The startup says its platform is now used by more than 35,000 professionals at the world's leading investment banks, private equity firms, and asset managers. The fresh capital will go toward global expansion, deeper integrations with financial institutions, and scaling Felix — the company's agentic AI introduced earlier this year that can carry out multi-step finance workflows autonomously, from deal screening and CIM generation to buyer outreach and data-room diligence.

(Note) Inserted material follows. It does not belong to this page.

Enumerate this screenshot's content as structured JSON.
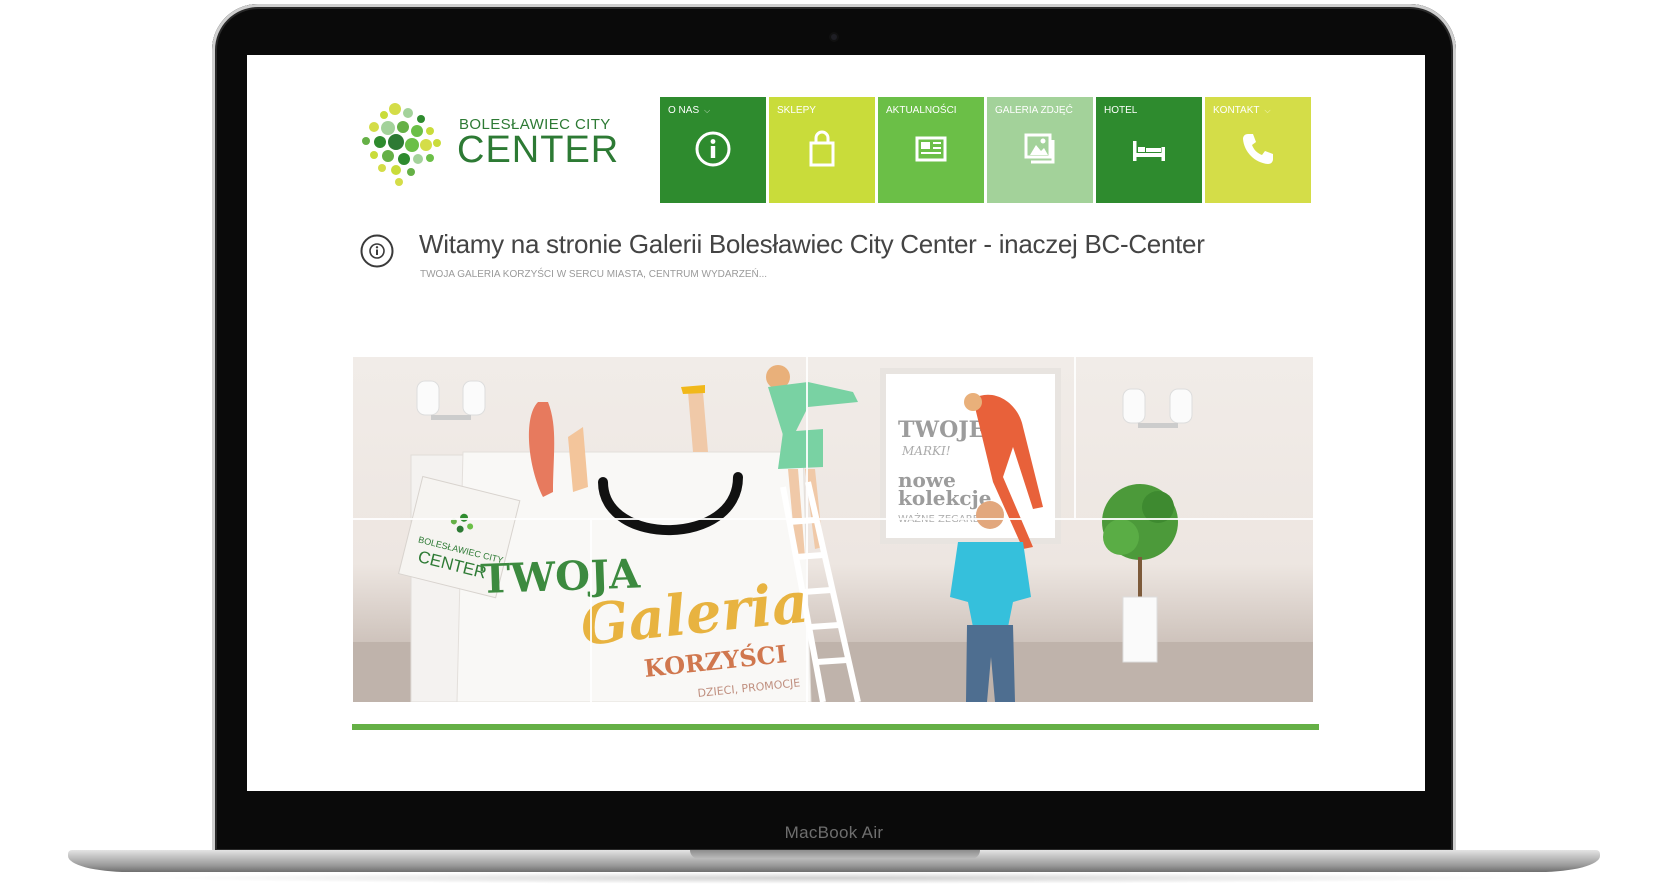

Unlike horizontal AI assistants, Rogo has been built around the specific data, document types, and compliance constraints that govern banking workflows. Felix is designed to work across the messy stack of pitchbooks, financial models, and confidential information memoranda that bankers grind through, with permissioning and audit trails layered in to satisfy risk teams. That vertical focus has made Rogo a poster child for the bet that wins in enterprise AI will go to companies that own a single industry's workflow rather than serve everyone shallowly.

"Rogo has built an AI platform that the most demanding institutions in finance trust with their most critical workflows," said Mamoon Hamid, Partner at Kleiner Perkins, in a statement accompanying the announcement. "When a platform becomes the operating system for an entire industry, the opportunity is generational." The Series D arrives as funding pours into vertical AI agents tailored to law, medicine, and finance, with Rogo joining a small cluster of companies — including the AI-native law firm Manifest — that are racing to define what an agent-first professional services stack looks like.